Kara wrapped up warm in her red and yellow, striped scarf, throwing her back onto her back as she fumbled to unlock the front door. She was the first up in the house, and first out. Today, like most days, neither her father nor the cat were awake when she left.
Kara always got into school early. She liked being alone to think. 'Thinking is important, it helps clear the brain,' is something she often said. This was something her grandmother used to say to her, when she asked what to do about things. It was an idea her mother particularly liked too. Her grandmother had loved to sit alone, reading or writing, or sometimes she went for long walks in the woods in the afternoon. No one was allowed to disturb her unless it was an absolute emergency: something Kara learned the hard way. But despite her annoyance at being interrupted, Pat Rickshaw was a gentle woman.
Farchurch Secondary school and Sixth Form wasn't a long walk from her house, but it took a long time to walk. Part of the reason may have been that the lanes and roads were twisty and narrow, complicated to navigate in the dim, morning light. The main reason was that Kara liked to walk slowly and look at things.

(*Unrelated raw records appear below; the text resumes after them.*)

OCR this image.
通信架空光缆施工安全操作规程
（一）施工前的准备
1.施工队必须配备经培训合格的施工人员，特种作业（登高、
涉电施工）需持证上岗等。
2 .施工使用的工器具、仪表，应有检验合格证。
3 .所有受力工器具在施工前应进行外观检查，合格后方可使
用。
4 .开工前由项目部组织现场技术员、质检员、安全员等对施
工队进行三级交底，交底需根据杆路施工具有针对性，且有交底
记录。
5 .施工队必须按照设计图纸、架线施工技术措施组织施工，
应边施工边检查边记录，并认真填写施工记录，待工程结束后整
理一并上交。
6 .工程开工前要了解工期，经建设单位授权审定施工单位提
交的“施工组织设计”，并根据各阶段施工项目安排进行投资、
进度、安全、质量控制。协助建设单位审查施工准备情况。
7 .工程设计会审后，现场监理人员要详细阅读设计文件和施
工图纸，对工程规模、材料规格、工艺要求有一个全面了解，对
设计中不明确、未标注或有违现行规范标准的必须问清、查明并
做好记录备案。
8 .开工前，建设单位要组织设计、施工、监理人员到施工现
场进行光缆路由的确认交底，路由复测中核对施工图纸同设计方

She always stopped to study the flowers that spilled over the top of the green fence in a lane between a 60s house, where an old man and a dog lived, and a park where the older kids hung out. She'd identified the flowers as a form of clematis. There was something about the way the white petals curved away from the purple centre that made her stop and stare. She'd drawn it a few times. She didn't much care for flowers, but sometimes scenes caught her eye and she had to capture them.
She always slowed down to admire the church on the corner of Bagley Road because of it's ancient stained glass windows and beauty. She sped up when she got to Curt Street, because that was the edge of the Brensham School area, and they didn't much like Farchurch students.
Once she'd gotten to the corner of Gardener Lane, she spotted Mr Roberts in his fornt garden, as he often was even on cold days like today, feeding the birds or completing some other optional task that he found satisfaction in doing. He smiled and waving over and she returned the gesture, but didn't stop to chat. Instead she carried on walking, taking the long way round the block so that the grumpy old woman at number 50 didn't complain at her for her footsteps echoing at 'this god-forsaken hour in the morning.'
Arriving finally at her school, Kara climbed all the way up to the maths rooms, in the oldest, tallest part of the school, where it would be quiet.